Supplemental Figure S7

The mean total mRNA levels (ie, all splice forms) for BACE1 (A) and BACE2 (B) did not show consistent alterations across multiple disease states in either the SMTG or CB (all comparisons, P > 0.2). APP mRNA was also unchanged (not shown). Values were standardized to the geometric mean of GAPDH and TPT1. Error bars represent SEM. CON, control.

Supplemental Figure S8

BACE2 protein levels (as determined by immunoblot analysis) were not elevated in DS cases relative to matched controls (inset) and did not change with age. BACE2 levels were determined using Ab5670 (cf. Figure 6C) and were standardized to GAPDH levels in the same lane. BACE1 protein levels also did not change (data not shown).

Supplemental Figure S9

Mean CTFβ levels, standardized to full-length APP, were increased in AD and not in DS cases. Results were similar when CTFβ values were standardized to full CTFα levels by Western blot analysis or when values from a disease-affected region (the SMTG) were standardized to an unaffected region (the CB). *P < 0.05, Dunnett's test. Error bars represent SEM. AU, arbitrary units; CON, control.

Supplemental Figure S10

BACE2 and PHF-1 immunoreactivity increase in AD, but not in the same cells.
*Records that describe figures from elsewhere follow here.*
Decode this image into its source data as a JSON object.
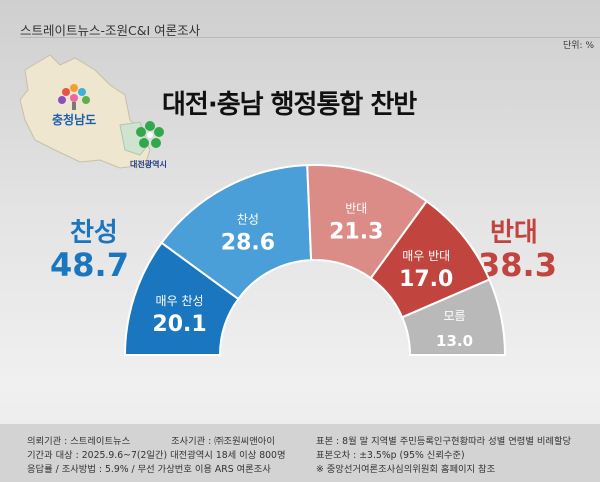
{
  "header": {
    "source": "스트레이트뉴스-조원C&I 여론조사",
    "unit": "단위: %"
  },
  "title": "대전·충남 행정통합 찬반",
  "map": {
    "region1": "충청남도",
    "region2": "대전광역시"
  },
  "summary": {
    "support_label": "찬성",
    "support_value": "48.7",
    "oppose_label": "반대",
    "oppose_value": "38.3"
  },
  "chart_data": {
    "type": "pie",
    "subtype": "half-donut",
    "title": "대전·충남 행정통합 찬반",
    "unit": "%",
    "categories": [
      "매우 찬성",
      "찬성",
      "반대",
      "매우 반대",
      "모름"
    ],
    "values": [
      20.1,
      28.6,
      21.3,
      17.0,
      13.0
    ],
    "labels": [
      "20.1",
      "28.6",
      "21.3",
      "17.0",
      "13.0"
    ],
    "colors": [
      "#1b76c0",
      "#4a9fd8",
      "#db8c87",
      "#c2443e",
      "#b9b9b9"
    ]
  },
  "footer": {
    "col1": [
      "의뢰기관 : 스트레이트뉴스",
      "기간과 대상 : 2025.9.6~7(2일간) 대전광역시  18세 이상 800명",
      "응답률 / 조사방법 : 5.9% / 무선 가상번호 이용 ARS 여론조사"
    ],
    "col1b": "조사기관 : ㈜조원씨앤아이",
    "col2": [
      "표본 : 8월 말 지역별 주민등록인구현황따라 성별 연령별 비례할당",
      "표본오차 : ±3.5%p (95% 신뢰수준)",
      "※ 중앙선거여론조사심의위원회 홈페이지 참조"
    ]
  }
}
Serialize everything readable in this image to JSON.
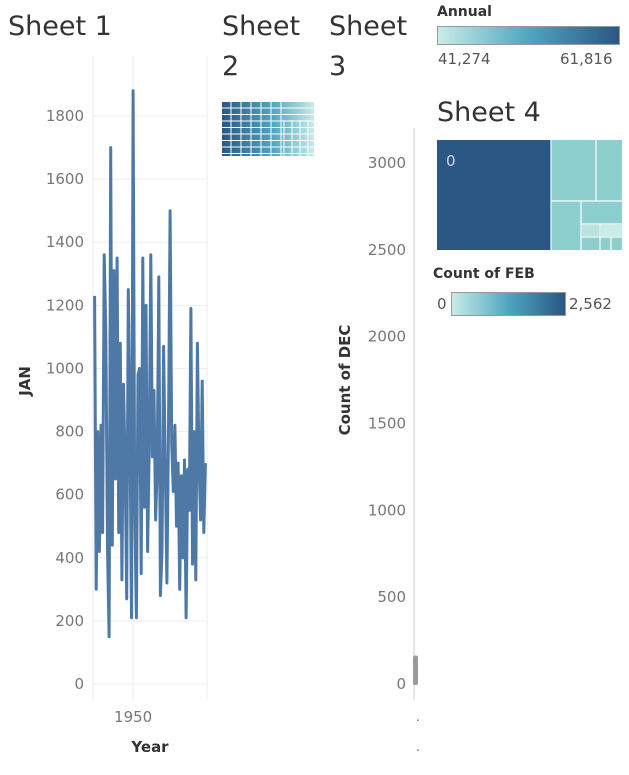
{
  "sheets": {
    "sheet1": {
      "title": "Sheet 1"
    },
    "sheet2": {
      "title": "Sheet 2"
    },
    "sheet3": {
      "title": "Sheet 3"
    },
    "sheet4": {
      "title": "Sheet 4"
    }
  },
  "colors": {
    "line": "#4e79a7",
    "grad_low": "#c9ece7",
    "grad_mid": "#4fa6c0",
    "grad_high": "#2a5783",
    "grid": "#eeeeee",
    "axis": "#cccccc"
  },
  "legends": {
    "annual": {
      "title": "Annual",
      "min_label": "41,274",
      "max_label": "61,816"
    },
    "count_feb": {
      "title": "Count of FEB",
      "min_label": "0",
      "max_label": "2,562"
    }
  },
  "chart_data": [
    {
      "id": "sheet1",
      "type": "line",
      "xlabel": "Year",
      "ylabel": "JAN",
      "xlim": [
        1925,
        1996
      ],
      "ylim": [
        0,
        1900
      ],
      "x_ticks": [
        1950
      ],
      "y_ticks": [
        0,
        200,
        400,
        600,
        800,
        1000,
        1200,
        1400,
        1600,
        1800
      ],
      "series": [
        {
          "x": [
            1926,
            1927,
            1928,
            1929,
            1930,
            1931,
            1932,
            1933,
            1934,
            1935,
            1936,
            1937,
            1938,
            1939,
            1940,
            1941,
            1942,
            1943,
            1944,
            1945,
            1946,
            1947,
            1948,
            1949,
            1950,
            1951,
            1952,
            1953,
            1954,
            1955,
            1956,
            1957,
            1958,
            1959,
            1960,
            1961,
            1962,
            1963,
            1964,
            1965,
            1966,
            1967,
            1968,
            1969,
            1970,
            1971,
            1972,
            1973,
            1974,
            1975,
            1976,
            1977,
            1978,
            1979,
            1980,
            1981,
            1982,
            1983,
            1984,
            1985,
            1986,
            1987,
            1988,
            1989,
            1990,
            1991,
            1992,
            1993,
            1994,
            1995
          ],
          "y": [
            1230,
            300,
            800,
            420,
            820,
            480,
            1360,
            1120,
            430,
            150,
            1700,
            440,
            1310,
            650,
            1350,
            480,
            1080,
            330,
            950,
            700,
            270,
            1250,
            830,
            210,
            1880,
            560,
            210,
            980,
            1000,
            350,
            1350,
            560,
            1200,
            420,
            740,
            1360,
            720,
            930,
            520,
            680,
            1290,
            280,
            420,
            1070,
            680,
            320,
            810,
            1500,
            760,
            610,
            820,
            500,
            700,
            300,
            660,
            400,
            710,
            210,
            680,
            550,
            1190,
            380,
            800,
            330,
            1080,
            700,
            520,
            960,
            480,
            700
          ]
        }
      ]
    },
    {
      "id": "sheet3",
      "type": "bar",
      "xlabel": "",
      "ylabel": "Count of DEC",
      "ylim": [
        0,
        3200
      ],
      "y_ticks": [
        0,
        500,
        1000,
        1500,
        2000,
        2500,
        3000
      ],
      "values": [
        170
      ]
    }
  ]
}
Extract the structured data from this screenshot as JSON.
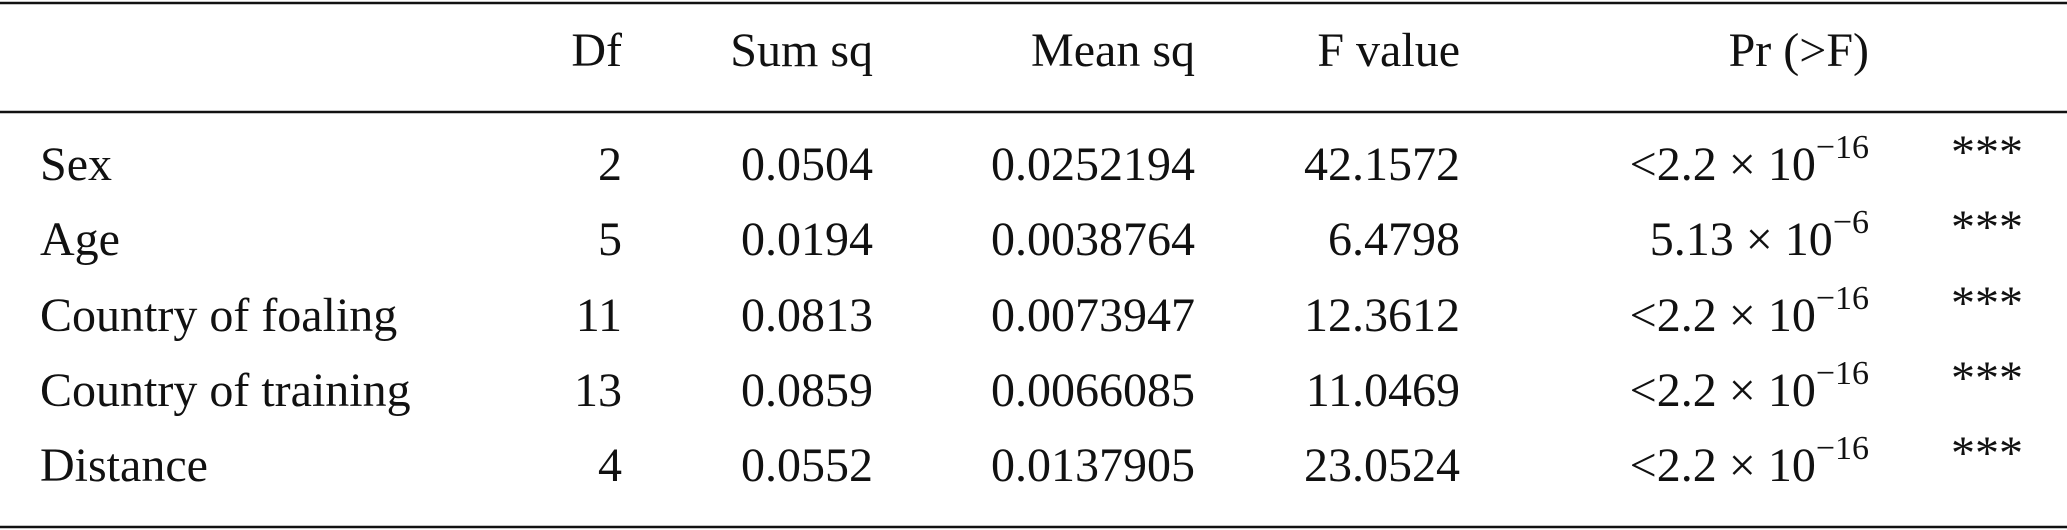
{
  "table": {
    "header": [
      "Df",
      "Sum sq",
      "Mean sq",
      "F value",
      "Pr (>F)"
    ],
    "rows": [
      [
        "Sex",
        "2",
        "0.0504",
        "0.0252194",
        "42.1572",
        {
          "base": "<2.2 × 10",
          "exp": "−16"
        },
        "***"
      ],
      [
        "Age",
        "5",
        "0.0194",
        "0.0038764",
        "6.4798",
        {
          "base": "5.13 × 10",
          "exp": "−6"
        },
        "***"
      ],
      [
        "Country of foaling",
        "11",
        "0.0813",
        "0.0073947",
        "12.3612",
        {
          "base": "<2.2 × 10",
          "exp": "−16"
        },
        "***"
      ],
      [
        "Country of training",
        "13",
        "0.0859",
        "0.0066085",
        "11.0469",
        {
          "base": "<2.2 × 10",
          "exp": "−16"
        },
        "***"
      ],
      [
        "Distance",
        "4",
        "0.0552",
        "0.0137905",
        "23.0524",
        {
          "base": "<2.2 × 10",
          "exp": "−16"
        },
        "***"
      ]
    ]
  }
}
A: Even in areas near the brain surface with many BACE2-positive cells (green) (yellow arrows), minimal overlap with PHF-1 (red) was observed. B: Fewer BACE2-positive cells (yellow arrows) are located near the brain surface of an age-matched control case with considerably less PHF-1 immunoreactivity. C: Lower-magnification micrograph in AD brain showing numerous BACE2-positive cells in an intensely PHF-1–positive field, showing almost no overlap between individual cells. D: Section from AD brain with no primary antibodies but both secondaries; background fluorescence is minimal (cell nuclei are stained with DAPI in all the panels).

Supplemental Figure S11

FA-soluble Aβ42 levels in the DS brain (n =17; DS cases only) were inversely related to NEP activity (P < 0.05, using phosphoramidon to demonstrate specificity).